The main reason for his visit was to see China's plans for its economic recovery and hear its views on the global economy, Zoellick said.
He warned that 2009 would be a "difficult year" involving "considerable uncertainty."
Zoellick said his biggest concern was the potential impact of the global economic crisis on the world's poorest nations, adding that problems such as soaring unemployment "could lead to political and social unrest."
He added he was also worried about possible protectionism by major trading nations amid rising unemployment and falling prices.
Zoellick said China's recent reductions in food and commodity prices would help millions of poor people, reduce the risk of inflation, and boost prospects for the domestic economy.

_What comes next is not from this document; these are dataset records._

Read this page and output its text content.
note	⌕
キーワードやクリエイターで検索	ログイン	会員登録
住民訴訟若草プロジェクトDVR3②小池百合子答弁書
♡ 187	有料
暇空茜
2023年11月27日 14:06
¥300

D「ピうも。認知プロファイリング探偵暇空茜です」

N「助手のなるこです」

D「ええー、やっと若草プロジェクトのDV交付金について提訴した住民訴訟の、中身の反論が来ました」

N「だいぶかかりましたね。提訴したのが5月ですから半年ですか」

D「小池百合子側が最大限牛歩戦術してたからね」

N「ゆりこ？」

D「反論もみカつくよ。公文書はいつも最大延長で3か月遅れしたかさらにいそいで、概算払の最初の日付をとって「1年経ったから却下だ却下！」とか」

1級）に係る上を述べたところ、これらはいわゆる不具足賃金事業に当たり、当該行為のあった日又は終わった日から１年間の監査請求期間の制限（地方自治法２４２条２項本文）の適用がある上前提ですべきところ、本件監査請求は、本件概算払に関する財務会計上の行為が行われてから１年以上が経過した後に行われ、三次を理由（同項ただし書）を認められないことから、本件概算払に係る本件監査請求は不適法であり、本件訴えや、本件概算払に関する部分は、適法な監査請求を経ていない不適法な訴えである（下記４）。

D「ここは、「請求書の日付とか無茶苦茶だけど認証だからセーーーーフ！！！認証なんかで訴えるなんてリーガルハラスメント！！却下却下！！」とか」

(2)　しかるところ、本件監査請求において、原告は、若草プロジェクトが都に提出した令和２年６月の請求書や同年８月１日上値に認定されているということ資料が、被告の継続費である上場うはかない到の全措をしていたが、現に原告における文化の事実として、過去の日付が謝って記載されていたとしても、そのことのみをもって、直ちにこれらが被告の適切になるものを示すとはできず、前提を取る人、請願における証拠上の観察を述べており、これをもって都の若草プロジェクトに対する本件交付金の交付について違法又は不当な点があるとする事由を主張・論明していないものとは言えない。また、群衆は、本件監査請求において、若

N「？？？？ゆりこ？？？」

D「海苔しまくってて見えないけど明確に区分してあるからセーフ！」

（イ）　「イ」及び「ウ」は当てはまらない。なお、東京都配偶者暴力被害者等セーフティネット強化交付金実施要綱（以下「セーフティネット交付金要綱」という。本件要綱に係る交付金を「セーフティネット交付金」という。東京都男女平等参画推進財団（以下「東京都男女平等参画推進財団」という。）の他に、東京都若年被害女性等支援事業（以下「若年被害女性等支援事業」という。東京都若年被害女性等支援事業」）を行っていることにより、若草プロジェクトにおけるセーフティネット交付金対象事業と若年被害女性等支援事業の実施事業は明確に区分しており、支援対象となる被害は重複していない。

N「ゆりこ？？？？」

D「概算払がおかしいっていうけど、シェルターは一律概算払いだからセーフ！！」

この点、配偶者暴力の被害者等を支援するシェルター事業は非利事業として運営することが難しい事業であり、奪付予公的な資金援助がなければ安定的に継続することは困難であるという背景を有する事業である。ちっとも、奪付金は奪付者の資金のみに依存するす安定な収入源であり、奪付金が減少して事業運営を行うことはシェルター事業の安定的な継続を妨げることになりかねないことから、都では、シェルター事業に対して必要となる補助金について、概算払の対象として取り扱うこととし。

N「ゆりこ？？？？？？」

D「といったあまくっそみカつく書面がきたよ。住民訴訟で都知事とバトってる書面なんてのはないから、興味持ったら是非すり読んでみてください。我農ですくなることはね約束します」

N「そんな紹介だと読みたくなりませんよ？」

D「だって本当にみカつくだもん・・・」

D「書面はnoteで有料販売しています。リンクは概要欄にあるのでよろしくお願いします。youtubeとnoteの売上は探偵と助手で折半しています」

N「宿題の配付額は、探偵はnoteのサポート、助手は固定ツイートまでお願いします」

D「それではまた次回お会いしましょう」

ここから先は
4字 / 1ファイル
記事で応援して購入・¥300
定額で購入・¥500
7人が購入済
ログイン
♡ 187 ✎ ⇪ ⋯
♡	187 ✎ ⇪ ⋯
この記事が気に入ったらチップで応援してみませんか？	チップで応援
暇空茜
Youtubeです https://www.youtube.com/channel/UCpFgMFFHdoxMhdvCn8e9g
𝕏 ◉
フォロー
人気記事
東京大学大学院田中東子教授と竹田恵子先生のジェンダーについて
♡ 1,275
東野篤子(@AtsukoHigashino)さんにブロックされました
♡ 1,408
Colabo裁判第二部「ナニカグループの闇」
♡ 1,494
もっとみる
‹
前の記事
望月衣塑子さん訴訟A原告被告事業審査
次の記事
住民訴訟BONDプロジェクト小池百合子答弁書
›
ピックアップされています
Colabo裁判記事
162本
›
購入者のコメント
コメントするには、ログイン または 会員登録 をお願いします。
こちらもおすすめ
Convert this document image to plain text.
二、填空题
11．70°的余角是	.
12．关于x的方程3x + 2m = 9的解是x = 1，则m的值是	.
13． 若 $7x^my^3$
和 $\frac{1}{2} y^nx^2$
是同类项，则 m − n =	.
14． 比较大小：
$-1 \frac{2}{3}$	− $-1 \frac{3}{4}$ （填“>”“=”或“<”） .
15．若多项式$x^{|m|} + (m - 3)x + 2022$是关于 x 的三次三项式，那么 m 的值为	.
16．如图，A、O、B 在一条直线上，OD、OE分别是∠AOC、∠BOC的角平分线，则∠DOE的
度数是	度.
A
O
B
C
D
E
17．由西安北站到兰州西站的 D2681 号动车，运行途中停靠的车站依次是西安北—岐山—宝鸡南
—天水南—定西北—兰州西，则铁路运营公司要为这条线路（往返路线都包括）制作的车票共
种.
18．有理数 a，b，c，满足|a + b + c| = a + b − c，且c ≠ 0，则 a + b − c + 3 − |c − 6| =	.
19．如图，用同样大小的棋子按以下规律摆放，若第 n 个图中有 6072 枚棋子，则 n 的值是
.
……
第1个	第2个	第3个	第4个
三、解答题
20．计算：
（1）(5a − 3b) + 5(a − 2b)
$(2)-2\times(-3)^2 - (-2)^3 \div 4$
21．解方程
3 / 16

"China's efforts to boost domestic demand are good for the global economy," he said.
"They can also help China achieve its own economic rebalancing goal," Zoellick said.
Zoellick travelled on Sunday to the south-western province of Sichuan, where some 80,000 people are believed to have died in a devastating earthquake in May.
He praised the Chinese government's "remarkable rescue and relief effort" after the earthquake and said the World Bank was finalizing a 710-million-dollar loan for reconstruction.
The World Bank lowered its 2009 economic growth forecast for China from 9.2 per cent to 7.5 per cent late last month.
It forecast a continuing slowdown in Chinese exports next year but said the new economic stimulus policies give China a "good opportunity to rebalance its economy" in line with its long-term objectives.
In early November, the government announced a 4-trillion-yuan (586-billion-dollar) package to finance 10 major programmes of infrastructure and other spending over the next two years.